I originally wrote this when my Aub was away for a few days on 7/21/2008. I can only imagine how precious the Hey Girl will be in a few months, when she goes off to college. As we prepare for her graduation tomorrow night, I am waxing reminiscent. I realize that since I’ve written this, “Hey Girl” has been made popular by the Ryan Gosling meme, but for me, it will always make me think of Granny. And my girls.
My Granny holds a special place in my heart and memory. I still bake “her” coconut cake on her birthday every year that I have been able to. I think of her often and when I realize that she’s been gone over ten years, it takes my breath away. She was just as tough on us as she was loving, but that didn’t matter. Granny was Granny and always will be. I love my childhood memories of visiting her, but my most favorite ones are when I visited as a young adult, just the two of us, sitting and whiling away the time. We had serious talks, like when we both got rather vehement about the town’s Christmas decorations being put up before Thanksgiving could even be celebrated. Boy, that got her dander up. And mine too—so much so that I wrote a letter to the editor (at her goading, if memory serves). I think it tickled her. At least it got a smile out of her .
When I’d go to her door off the carport at her house in town—that’s what it will always be for me—her house “in town,” because, as we all know, Granny’s house is the one in the country—out on the farm at the end of that long dirt road I learned to ride my bike on. No matter whose name is on the title—it’s hers. But I digress. When I’d go to the door and knock—doorbells are for company (don’t knock on my door if you don’t know me)—I’d peek in and see her ambling over. In the beginning on her own, and later with her walker. She’d smile and I would too. I don’t know if she was always glad to see me—a new bride who just was seeking company in one of the places she considered home—but she never made me feel less than special on those visits. The first words that came from her were, “Hey girl.” I’m telling you it warmed the cockles of my heart. (Cockles? Really? Yep, look it up—it’s the fourth of fifth definition of the word.) I can still hear her voice, “Hey girl.” And the smile that accompanied the heartwarming melody went all the way up to her beautiful brown eyes. In that moment, I was home. We’d sit and talk and solve the world’s troubles in those times. I often would make her tell me over and over who so and so took after or how we were related to so and so. Later when she was bedridden and not doing too good, I’d knock and go in. When she’d see me, she’d still smile and so would I—“Hey girl.”
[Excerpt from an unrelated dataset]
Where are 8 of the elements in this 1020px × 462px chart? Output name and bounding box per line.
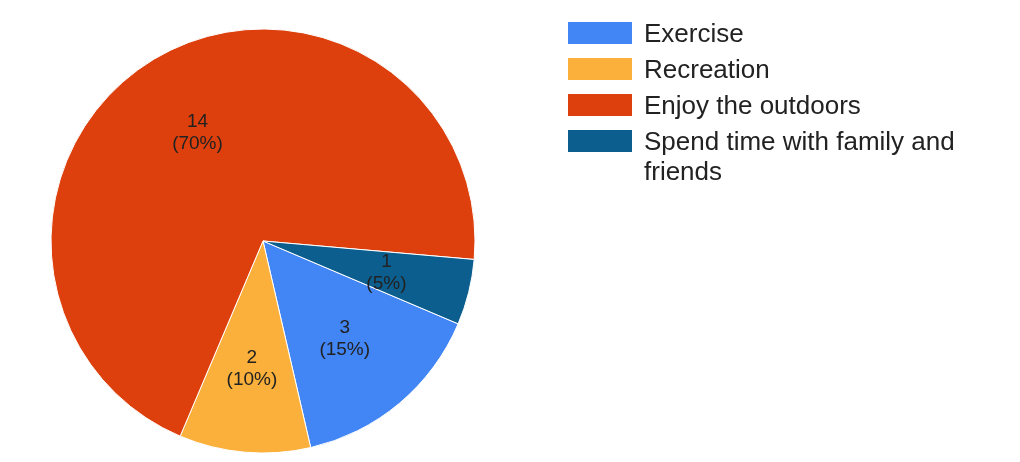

Now I know I’m not the only one she’d say that to, but the important thing is that when she said it, you were the only one. A term of endearment. That’s what it became for me, and I’m just starting to appreciate it.
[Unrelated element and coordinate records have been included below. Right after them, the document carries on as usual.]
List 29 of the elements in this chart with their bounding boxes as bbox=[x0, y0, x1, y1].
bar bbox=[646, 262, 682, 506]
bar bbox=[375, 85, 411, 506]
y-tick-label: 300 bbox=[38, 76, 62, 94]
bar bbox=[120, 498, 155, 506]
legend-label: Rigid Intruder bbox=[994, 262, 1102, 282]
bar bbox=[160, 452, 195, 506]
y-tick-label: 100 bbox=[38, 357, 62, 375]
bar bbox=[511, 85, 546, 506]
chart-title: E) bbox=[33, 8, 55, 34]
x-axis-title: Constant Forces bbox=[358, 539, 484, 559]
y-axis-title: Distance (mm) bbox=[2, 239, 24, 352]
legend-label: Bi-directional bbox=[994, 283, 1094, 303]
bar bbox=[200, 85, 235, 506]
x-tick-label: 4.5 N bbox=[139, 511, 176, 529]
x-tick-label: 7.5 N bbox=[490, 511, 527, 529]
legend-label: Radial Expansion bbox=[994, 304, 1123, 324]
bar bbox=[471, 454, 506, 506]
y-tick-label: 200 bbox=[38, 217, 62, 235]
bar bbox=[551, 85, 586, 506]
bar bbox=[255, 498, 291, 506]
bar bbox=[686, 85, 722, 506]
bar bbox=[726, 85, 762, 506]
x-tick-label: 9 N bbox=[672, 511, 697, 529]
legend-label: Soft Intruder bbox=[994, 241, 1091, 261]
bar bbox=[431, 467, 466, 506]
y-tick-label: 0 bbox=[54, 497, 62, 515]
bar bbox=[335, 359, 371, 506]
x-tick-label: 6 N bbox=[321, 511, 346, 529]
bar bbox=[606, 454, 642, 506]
Today I was on the road and missed a call from my treasured friend who was volunteering out in the heat for her son’s ball team. I quickly called her from my cell when I got her message. When she answered, obviously after glancing at caller ID, she answered, “Hey girl.” It took me back. Yes, it’s a term of endearment. I’ve said it myself without even realizing it. But only to my truest of true, “bosom” friends as they were once called. I say it in love and respect. It’s not something I say unless I know you and really care about you. You have to earn your “hey girl” with me. I know that my precious friend had no way of knowing how much those two words touched me, but in that moment I was home, safe, and comforted in the warmth of our friendship.
My soon to be teenager has been gone for three days now for a wonderful mini-vacation with great friends from our overseas tour. I’ve called two nights in a row and she’s been out having the time of her life. We’ve all missed her. Her little one year old brother has been more vocal than he’s ever been, walking around tonight, hollering his nickname for her “Baba! BA-BA!!!!!” I thought when she left, Well, maybe she’ll come home and appreciate me a little more. I think the opposite may happen. She has a gift that she shares with us, her family, and that is missed. I’m thrilled that she is where she is, but I wouldn’t be a bit surprised if, when I pick her up at the end of the week, the first words out of my mouth are, “Hey girl.”